I.e. .md -> gzip -> base64

FailMoreabout 3 hours ago
Really nice implementation by the way.

Re URL length: Yes... I have a feeling it could become an issue. I was wondering if a browser extension might give users the ability to have shorter urls without losing privacy... but haven't looked into it deeply/don't know if it would be possible (browser extensions are decent bridges between the local machine and the browser, so maybe some sort of decryption key could be used to allow for more compressed urls...)

pdycabout 2 hours ago
i doubt it would be possible, it boils down to compression problem compressing x amount of content to y bits, since content is unpredictable it cannot be done without having intermediary to store it.
moaningabout 7 hours ago
Markdown style editing looks very easy and convenient
FailMoreabout 6 hours ago
Thanks! One potential use case I have for it is being able to make "branded" markdown if you need to share something with a client/public facing.
stealthy_about 6 hours ago
Nice, I've also built something like this we use internally. Will it reduce token consumption as well?
FailMoreabout 6 hours ago
Thanks. Re tokens reduction: not that I’m aware of. Would you mind explaining how it might? That could be a cool feature to add
moeadham1 day ago
I had not heard of url fragments before.

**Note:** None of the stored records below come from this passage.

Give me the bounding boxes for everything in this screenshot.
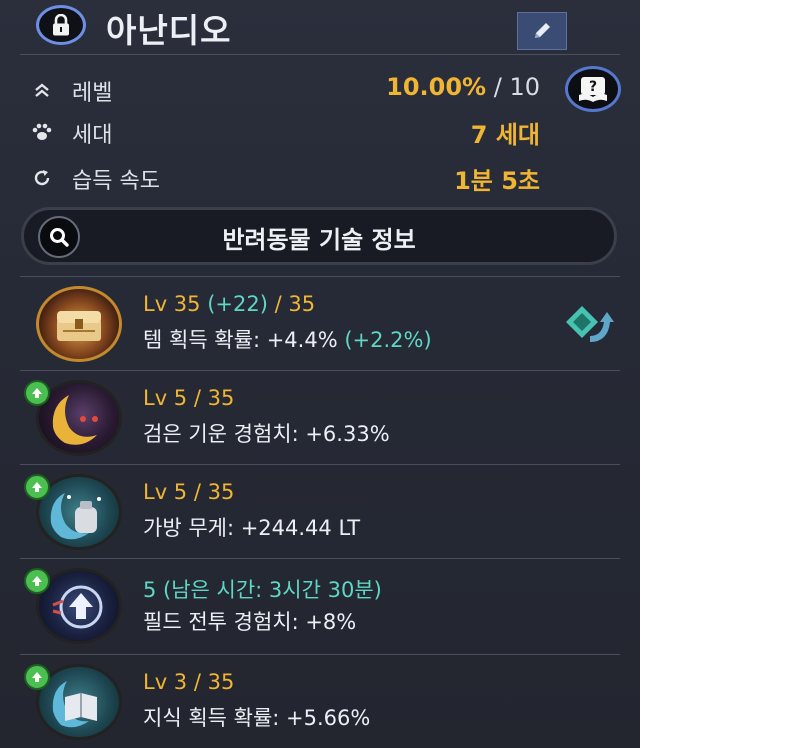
pet-name: 아난디오	[106, 11, 232, 50]
edit-name-button[interactable]	[517, 12, 567, 50]
divider	[20, 370, 620, 371]
stat-level: 레벨 10.00% / 10	[30, 72, 540, 108]
skill-description: 가방 무게: +244.44 LT	[143, 516, 361, 540]
level-up-badge-icon	[24, 380, 50, 406]
skill-row[interactable]: Lv 3 / 35 지식 획득 확률: +5.66%	[20, 656, 620, 746]
lock-button[interactable]	[36, 5, 86, 45]
stat-value: 10.00% / 10	[386, 73, 540, 101]
stat-label: 습득 속도	[72, 169, 160, 194]
stat-generation: 세대 7 세대	[30, 114, 540, 150]
skill-row[interactable]: Lv 5 / 35 가방 무게: +244.44 LT	[20, 466, 620, 556]
lock-icon	[53, 14, 69, 36]
refresh-icon	[30, 166, 54, 190]
skill-description: 템 획득 확률: +4.4% (+2.2%)	[143, 328, 432, 352]
divider	[20, 54, 620, 55]
skill-upgrade-icon	[566, 306, 614, 342]
divider	[20, 464, 620, 465]
level-up-badge-icon	[24, 664, 50, 690]
pet-header: 아난디오	[0, 0, 640, 52]
help-button[interactable]: ?	[565, 66, 621, 112]
skill-level: Lv 5 / 35	[143, 480, 235, 504]
paw-icon	[30, 120, 54, 144]
skill-level: Lv 3 / 35	[143, 670, 235, 694]
stat-label: 레벨	[72, 81, 113, 106]
help-book-icon: ?	[579, 77, 607, 102]
pencil-icon	[535, 23, 550, 38]
stat-value: 1분 5초	[454, 167, 540, 195]
skill-description: 필드 전투 경험치: +8%	[143, 610, 357, 634]
svg-text:?: ?	[589, 79, 597, 95]
skill-level: Lv 5 / 35	[143, 386, 235, 410]
divider	[20, 558, 620, 559]
stat-label: 세대	[72, 123, 113, 148]
level-up-badge-icon	[24, 474, 50, 500]
skill-row[interactable]: 5 (남은 시간: 3시간 30분) 필드 전투 경험치: +8%	[20, 560, 620, 650]
level-up-badge-icon	[24, 568, 50, 594]
treasure-chest-icon	[36, 286, 122, 362]
pet-skill-info-button[interactable]: 반려동물 기술 정보	[21, 207, 617, 265]
skill-level: 5 (남은 시간: 3시간 30분)	[143, 578, 382, 602]
skill-row[interactable]: Lv 35 (+22) / 35 템 획득 확률: +4.4% (+2.2%)	[20, 278, 620, 368]
skill-upgrade-button[interactable]	[560, 300, 616, 346]
divider	[20, 654, 620, 655]
pet-skill-info-label: 반려동물 기술 정보	[222, 226, 416, 254]
skill-row[interactable]: Lv 5 / 35 검은 기운 경험치: +6.33%	[20, 372, 620, 462]
stat-learn-speed: 습득 속도 1분 5초	[30, 160, 540, 196]
divider	[20, 276, 620, 277]
double-chevron-up-icon	[30, 78, 54, 102]
skill-description: 지식 획득 확률: +5.66%	[143, 706, 371, 730]
skill-description: 검은 기운 경험치: +6.33%	[143, 422, 390, 446]
pet-info-panel: 아난디오 레벨 10.00% / 10 ? 세대 7 세대 습득 속도 1분 5…	[0, 0, 640, 748]
stat-value: 7 세대	[470, 121, 540, 149]
skill-level: Lv 35 (+22) / 35	[143, 292, 316, 316]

Is there a size cap?
vivid242about 4 hours ago
Hadn’t heard of it either - very smart, could open lots of other privacy-friendliness-improved „client-based web“ apps
FailMoreabout 4 hours ago
TYVM. Yeah, I am curious to explore moving into other file formats like CSVs.
FailMoreabout 23 hours ago
Ish, but the cap is the length of url that the browser can handle. For desktop chrome it's 2MB, but for mobile Safari its 80KB.

The compression algo SDocs uses reduces the size of your markdown file by ~10x, so 80KB is still ~800KB of markdown, so fairly beefy.